By Donny Kwok and Twinnie Siu

HONG KONG (Reuters) - Hong Kong's total exports in June fell for the 14th straight month, dampened by a slowdown in China, with the city's factories bracing for more pain in coming months from the impact of Brexit.

Open and trade-dependent economies in Asia such as Hong Kong are expected to be among the most vulnerable to a slowdown in global trade from Britain's shock vote to leave the European Union as the effects filter through factory supply chains, analysts say.

Hong Kong's total exports in June fell 1 percent from a year earlier to HK$296.5 billion ($38.2 billion), government data showed on Tuesday. Total imports fell 0.9 percent, in its 17th straight month of decline, to HK$342.1 billion.

In May, annual exports slipped 0.1 percent while imports dropped 4.3 percent.

For the first half of 2016, total exports value dropped 3.9 percent, while imports fell 5.6 percent. The city recorded a visible trade deficit of HK$199.6 billion for the first half period, equivalent to 10.8 percent of the value of imports.

"Looking ahead, the external trading environment remains challenging given the uncertainties associated with the outcome of the UK referendum in favor of leaving the EU, slow recovery in the advanced markets, monetary policy divergence among major central banks and heightened geopolitical tensions in various regions," the government said, adding it will monitor the situation closely.

Domestic exports to the United Kingdom, which accounted for 2.2 percent of the total, plunged 48.2 percent in June.

Analysts have said Hong Kong, Vietnam, Malaysia and Singapore look the most vulnerable to a slowdown in Europe.

"We think the main channel through which Brexit could impact Asia will be via trade, with the UK likely to fall into a recession and euro zone economy slowing down," Credit-Suisse wrote in a research note in June.

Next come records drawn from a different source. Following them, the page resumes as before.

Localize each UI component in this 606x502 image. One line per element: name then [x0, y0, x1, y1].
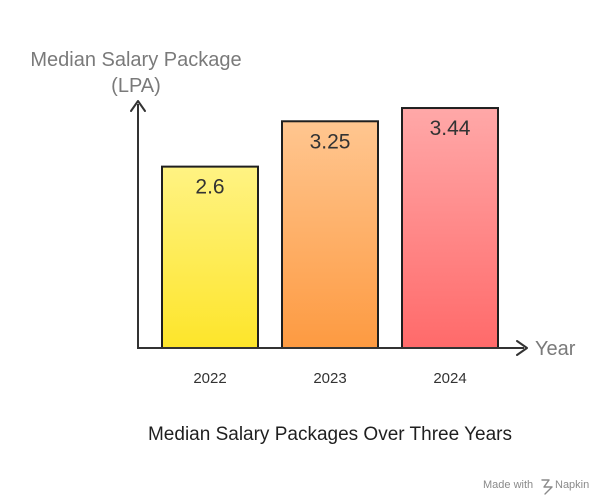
- napkin-logo-icon: [541, 479, 553, 495]
- watermark: Made with Napkin: [483, 479, 589, 495]
- axes: [130, 100, 528, 356]
- data-label-2023: 3.25: [310, 130, 351, 153]
- data-label-2024: 3.44: [430, 117, 471, 140]
- x-axis-title: Year: [535, 338, 576, 360]
- x-axis-arrow-icon: [516, 340, 528, 356]
- bars-group: 2.6 3.25 3.44: [161, 107, 499, 349]
- x-tick-labels: 2022 2023 2024: [193, 370, 466, 387]
- x-tick-label-2024: 2024: [433, 370, 466, 387]
- x-tick-label-2022: 2022: [193, 370, 226, 387]
- y-axis-title-line-1: Median Salary Package: [30, 49, 241, 71]
- y-axis-title-line-2: (LPA): [111, 75, 161, 97]
- bar-2024: [401, 107, 499, 349]
- bar-2023: [281, 120, 379, 349]
- data-label-2022: 2.6: [195, 176, 224, 199]
- watermark-brand: Napkin: [555, 479, 589, 491]
- watermark-text: Made with: [483, 479, 533, 491]
- bar-2022: [161, 165, 259, 349]
- y-axis-arrow-icon: [130, 100, 146, 112]
- x-tick-label-2023: 2023: [313, 370, 346, 387]
- chart-title: Median Salary Packages Over Three Years: [148, 424, 512, 445]
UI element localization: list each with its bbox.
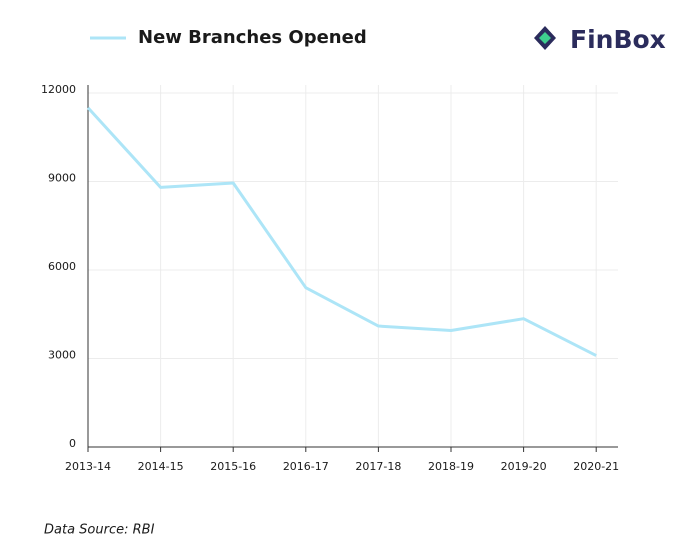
logo-icon-inner [539,32,551,44]
x-tick-label: 2015-16 [210,460,256,473]
x-tick-label: 2014-15 [138,460,184,473]
x-tick-label: 2017-18 [355,460,401,473]
logo: FinBox [534,25,666,54]
y-tick-label: 0 [69,437,76,450]
data-line [86,106,597,357]
y-tick-label: 12000 [41,83,76,96]
y-tick-label: 3000 [48,349,76,362]
y-tick-label: 6000 [48,260,76,273]
x-tick-label: 2013-14 [65,460,111,473]
x-tick-label: 2016-17 [283,460,329,473]
x-tick-label: 2019-20 [501,460,547,473]
x-tick-label: 2020-21 [573,460,619,473]
x-tick-label: 2018-19 [428,460,474,473]
source-note: Data Source: RBI [44,523,155,538]
legend-label: New Branches Opened [138,27,367,48]
y-tick-label: 9000 [48,172,76,185]
brand-name: FinBox [570,25,666,54]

"Should the Brexit event result in a meaningful global growth slowdown, the economies which are most vulnerable will be the most export-oriented ones with limited policy space to respond to shocks. By these metrics, Hong Kong, Malaysia, and Vietnam look most exposed, while China, India, and Indonesia should be more resilient," Credit-Suisse said.

Hang Seng Bank <0011.HK> has revised Hong Kong's economic growth lower to 1.3 percent for 2016, from 1.5 percent previously, amid increased uncertainty from Brexit.

Hong Kong's imports from China in June rose 0.2 percent, while the value of total exports to China climbed 1.8 percent.

There have been concerns of massive fake trade invoicing from China to Hong Kong, following a big discrepancy in China's reported exports to Hong Kong in December, and the value of goods recorded by the financial hub for the same period.